"¡No somos animales, somos humanos!", exclama la manifestante. ¡Ay!... Incrustado en la lengua, el trato recibido por los (otros) animales a lo largo de los siglos. "No somos animales", dice, sin darse cuenta de que, con esta expresión, está justificando el comportamiento de una especie incapaz de respetar a los otros compañeros. Calificamos de "inhumanos" los comportamientos que nos repugnan y utilizamos el término "humanidad" como sinónimo de generosidad y empatía cuando de sobra sabemos que lo que nos caracteriza es precisamente todo lo contrario, que lo que llamamos compasión no es privativo de nuestra especie, mientras que sí lo es su grado de crueldad y el olvido o la desestimación de las leyes naturales, que cuanto "más humano" sea nuestro mundo, mayor será el desequilibrio producido y más rápido el progreso hacia la entropía.
Homo sapiens obliviosus. De muchos saberes y poca memoria. Olvidado del origen de su lenguaje tanto como de su pertenencia, no recuerda que la palabra "humano" proviene del latín humus, que significa "tierra". El humus, el suelo, no es algo que nos pertenezca, sino algo a lo que pertenecemos. Y es lamentable que en palabras como "humanismo" la conciencia de ese suelo común se nos pierda.

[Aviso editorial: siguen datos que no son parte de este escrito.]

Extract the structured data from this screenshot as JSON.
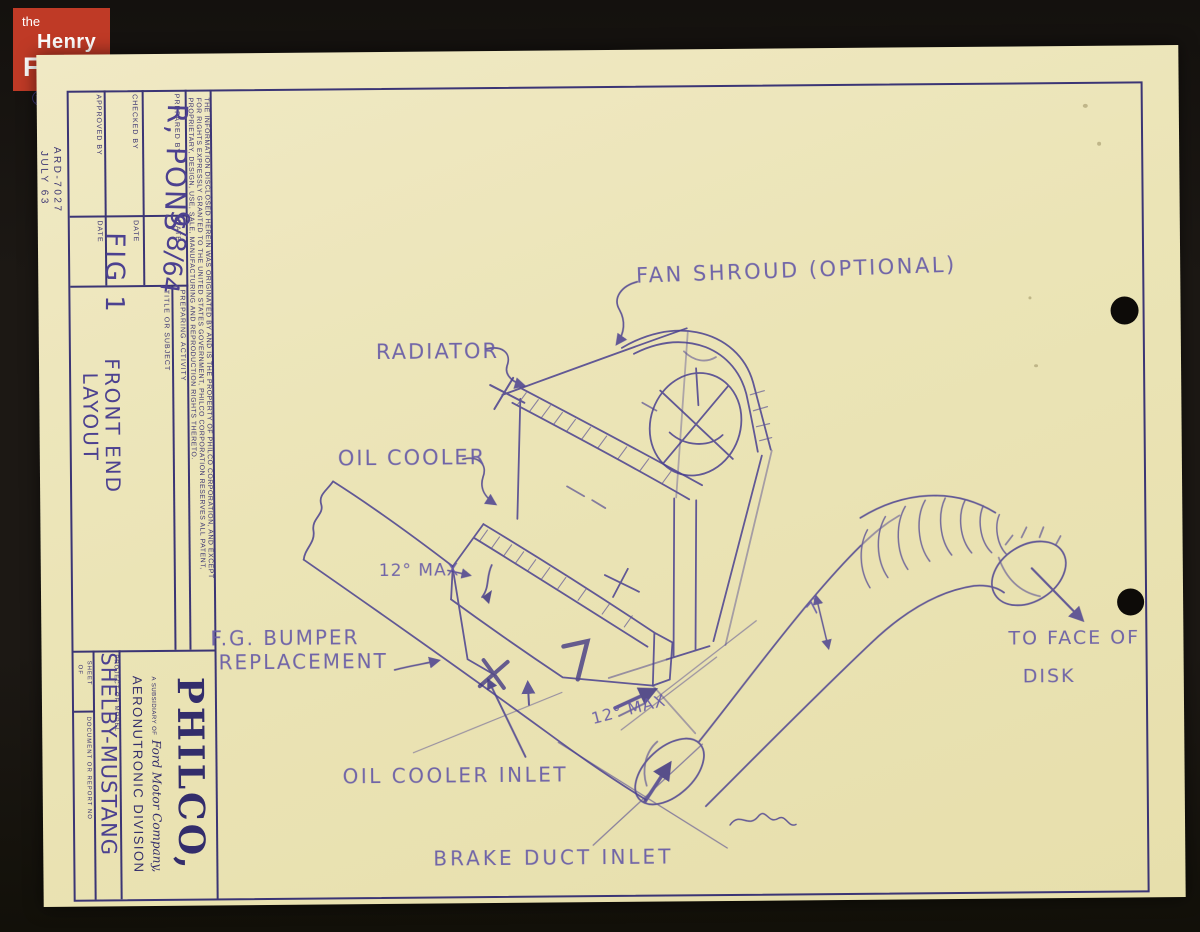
{
  "archive_logo": {
    "line1": "the",
    "line2": "Henry",
    "line3": "Ford"
  },
  "margin": {
    "ford_oval": "Ford",
    "doc_number": "ARD-7027",
    "doc_date": "JULY 63"
  },
  "title_block": {
    "legal_line1": "THE INFORMATION DISCLOSED HEREIN WAS ORIGINATED BY AND IS THE PROPERTY OF PHILCO CORPORATION, AND EXCEPT",
    "legal_line2": "FOR RIGHTS EXPRESSLY GRANTED TO THE UNITED STATES GOVERNMENT, PHILCO CORPORATION RESERVES ALL PATENT,",
    "legal_line3": "PROPRIETARY, DESIGN, USE, SALE, MANUFACTURING AND REPRODUCTION RIGHTS THERETO.",
    "prepared_by_label": "PREPARED BY",
    "prepared_by_value": "R, PONS",
    "date_label": "DATE",
    "prepared_date_value": "9/8/64",
    "checked_by_label": "CHECKED BY",
    "approved_by_label": "APPROVED BY",
    "preparing_activity_label": "PREPARING ACTIVITY",
    "title_label": "TITLE OR SUBJECT",
    "title_value_1": "FIG 1",
    "title_value_2": "FRONT END",
    "title_value_3": "LAYOUT",
    "philco_name": "PHILCO,",
    "subsidiary_label": "A SUBSIDIARY OF",
    "subsidiary_company": "Ford Motor Company,",
    "division": "AERONUTRONIC DIVISION",
    "project_label": "PROJECT OR MODEL",
    "project_value": "SHELBY-MUSTANG",
    "sheet_label": "SHEET",
    "of_label": "OF",
    "document_label": "DOCUMENT OR REPORT NO"
  },
  "drawing_labels": {
    "fan_shroud": "FAN SHROUD (OPTIONAL)",
    "radiator": "RADIATOR",
    "oil_cooler": "OIL COOLER",
    "angle_max_left": "12° MAX",
    "bumper_line1": "F.G. BUMPER",
    "bumper_line2": "REPLACEMENT",
    "oil_cooler_inlet": "OIL COOLER INLET",
    "angle_max_right": "12° MAX",
    "brake_duct_inlet": "BRAKE DUCT INLET",
    "dim_seven": "7″",
    "to_face_line1": "TO FACE OF",
    "to_face_line2": "DISK"
  },
  "colors": {
    "ink": "#4a4090",
    "print": "#3b3575",
    "paper": "#ebe4b6",
    "logo_red": "#bf3a26",
    "background": "#1c1814"
  }
}
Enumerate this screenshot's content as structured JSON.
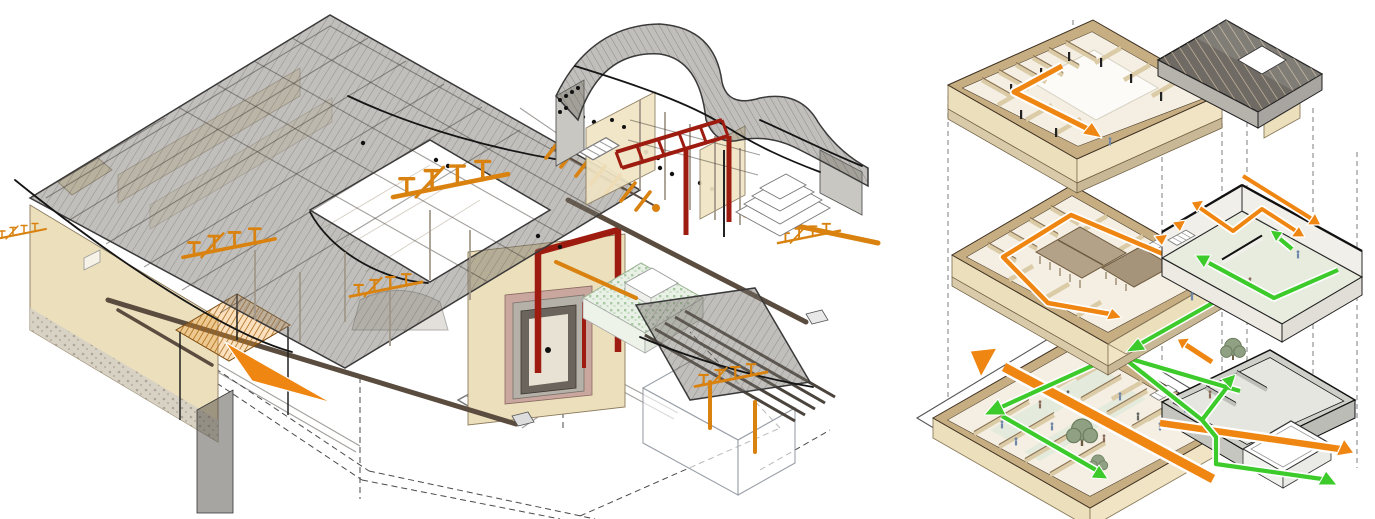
{
  "canvas": {
    "width": 1375,
    "height": 519,
    "viewbox": "0 0 1375 519"
  },
  "figures": {
    "left": {
      "id": "cutaway-axonometric",
      "kind": "sectional cutaway axonometric of a courtyard building",
      "elements": [
        "wireframe-tiled-roof",
        "tan-masonry-walls",
        "pebble-wall-base",
        "orange-timber-bracket-inserts",
        "orange-slatted-canopy",
        "orange-ramp",
        "dark-red-steel-frames",
        "green-mosaic-flat-roof",
        "ornamental-gate-wall",
        "curved-roof-hall",
        "stepped-plinth",
        "glass-gatehouse",
        "dashed-site-outline"
      ]
    },
    "right": {
      "id": "exploded-axonometric",
      "kind": "exploded axonometric with circulation arrows",
      "levels": [
        "upper-floor-plan",
        "courtyard-level-plan",
        "ground-level-plan"
      ],
      "extras": [
        "timber-roof-chunk",
        "mezzanine-box",
        "gray-annex",
        "white-court-box",
        "projection-dashed-lines",
        "trees",
        "people"
      ],
      "circulation": {
        "primary": "orange-route",
        "secondary": "green-route"
      }
    }
  },
  "colors": {
    "bg": "#ffffff",
    "ink": "#2f2f2f",
    "roof-fill": "rgba(118,112,106,0.45)",
    "roof-edge": "#3a3a3a",
    "wall-tan": "#ecdfbc",
    "wall-tan-dark": "#c7ad82",
    "wall-edge": "#8a7a5c",
    "timber-orange": "#d9820f",
    "arrow-orange": "#f08612",
    "orange-dark": "#a85e06",
    "steel-red": "#9e1b10",
    "arrow-green": "#3ccb2a",
    "green-dark": "#128a18",
    "gray-wall": "#c9c7c2",
    "glass": "rgba(255,255,255,0.62)",
    "glass-edge": "#9aa0a8",
    "beam-dark": "#5a4c3e",
    "slab-side": "#d9cbaa",
    "slab-side2": "#c9b896",
    "floor": "#f4efe2",
    "floor-green": "#e2eadb",
    "pav-roof": "#b3a188",
    "pav-roof2": "#a6947a",
    "chunk-dark": "#6f6a64",
    "chunk-gray": "#b6b2ac",
    "dash": "#8a8a8a",
    "tree": "#8fa083",
    "tree-dark": "#6c7d5f",
    "people": "#6f87a8",
    "mosaic-green": "#a9cba4"
  }
}
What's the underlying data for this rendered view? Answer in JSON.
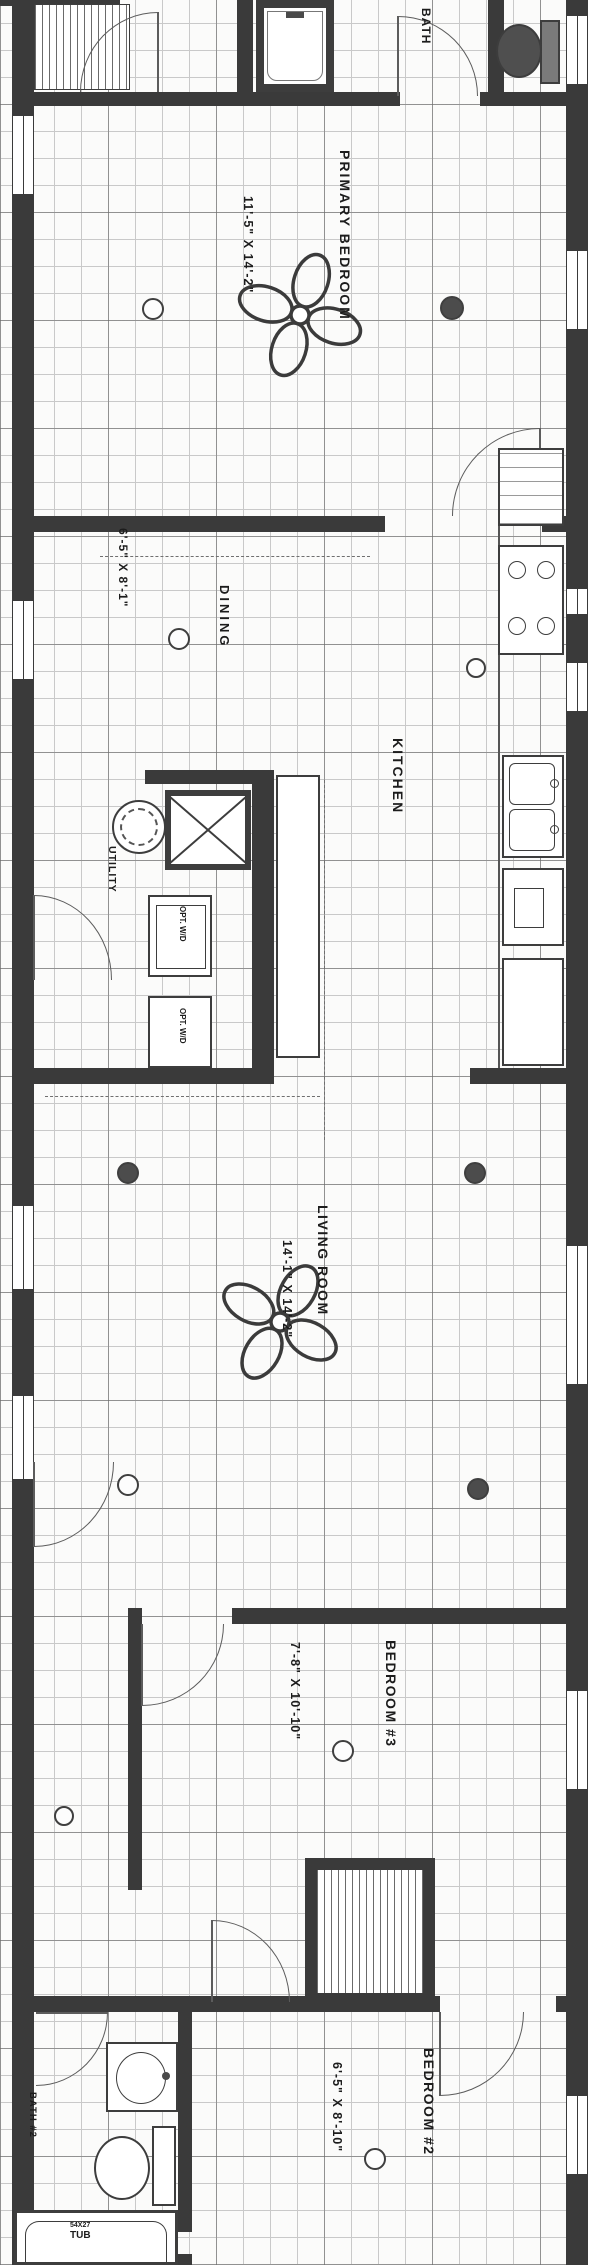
{
  "plan": {
    "rooms": {
      "primary_bedroom": {
        "name": "PRIMARY BEDROOM",
        "dims": "11'-5\" X 14'-2\""
      },
      "dining": {
        "name": "DINING",
        "dims": "6'-5\" X 8'-1\""
      },
      "kitchen": {
        "name": "KITCHEN"
      },
      "utility": {
        "name": "UTILITY"
      },
      "living_room": {
        "name": "LIVING ROOM",
        "dims": "14'-1\" X 14'-2\""
      },
      "bedroom_3": {
        "name": "BEDROOM #3",
        "dims": "7'-8\" X 10'-10\""
      },
      "bedroom_2": {
        "name": "BEDROOM #2",
        "dims": "6'-5\" X 8'-10\""
      },
      "bath": {
        "name": "BATH"
      },
      "bath_2": {
        "name": "BATH #2"
      }
    },
    "fixtures": {
      "washer_dryer_label": "OPT. W/D",
      "tub_size": "54X27",
      "tub_label": "TUB"
    },
    "colors": {
      "wall": "#3a3a3a",
      "ink": "#1c1c1c",
      "grid": "#c6c6c6"
    }
  }
}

Las palabras no son inocentes. Llevan un lastre. Cuando pensamos, lo hacemos con palabras que lo acarrean. Tal como hablamos, pensamos, y tal como pensamos, actuamos. De modo que, dependiendo de las palabras que utilicemos, así será nuestro mundo. Cuando hablamos de humanismo separamos lo humano del resto del universo, situamos nuestra especie en la cúspide de nuestras taxonomías y obstaculizamos las vías que pudiesen ayudarnos a construir un mundo nuevo.
Utilizamos el término "humanidad" como sinónimo de empatía cuando lo que nos caracteriza es lo contrario
Será necesario aprender a pensar de otro modo, y no son pocas las voces que, desde distintos sectores de las ciencias, nos instan a trabajar en ese sentido. Elaborar cuadrantes de interacciones en vez de clasificaciones jerárquicas, mapas de mutuas prestaciones en vez de códigos filogenéticos o de simples hibridaciones. Adoptar perspectivas reticulares, tentaculares incluso. Tomar al pulpo, por ejemplo, como medida: un sistema nervioso complejo no centralizado y con una enorme capacidad de aprendizaje. Nosotros, los humanos, que tanta dificultad tenemos en poner de acuerdo las dos manos para tocar una fuga al piano, ¿no deberíamos preguntarnos cómo hace el pulpo para coordinar sus ocho tentáculos, realizar sus síntesis y procesar la información?
"Pensar como pulpo", como sugería la filósofa de la ciencia Vinciane Despret, nos llevaría quizás a otro punto de partida. Estamos acostumbrados a pensar en términos de individuos pero, bióticamente, no existe el individuo. Todo organismo es a su vez una galaxia, una complejidad simbiótica. Cada cuerpo es un ecosistema –o un holobionte, como lo llamaba la bióloga Lynn Margulis: un todo (holos) viviente (bios)– integrado en otros ecosistemas.
Pensar a partir de otras bases significa hacer preguntas distintas, que no concuerdan, por lo general, con los medios de experimentación al uso. Preguntas inconvenientes, preguntas que desafíen no sólo las prácticas habituales, sino también la manera de interrogarnos, especialmente en medicina, pues, si seguimos obviando las relaciones de los cuerpos con lo que se ha llamado "medio", seguiremos atendiendo al síntoma y añadiendo al desorden otros desequilibrios.
Quiero insistir, por eso, en la necesidad de integrarnos a lo diferente (y no a la inversa), pensar no a partir de lo que nos distingue sino a partir de lo que nos asemeja radicalmente: la tendencia perpetua de los cuerpos a desorganizarse para reorganizar, de otro modo, el todo al que pertenecen.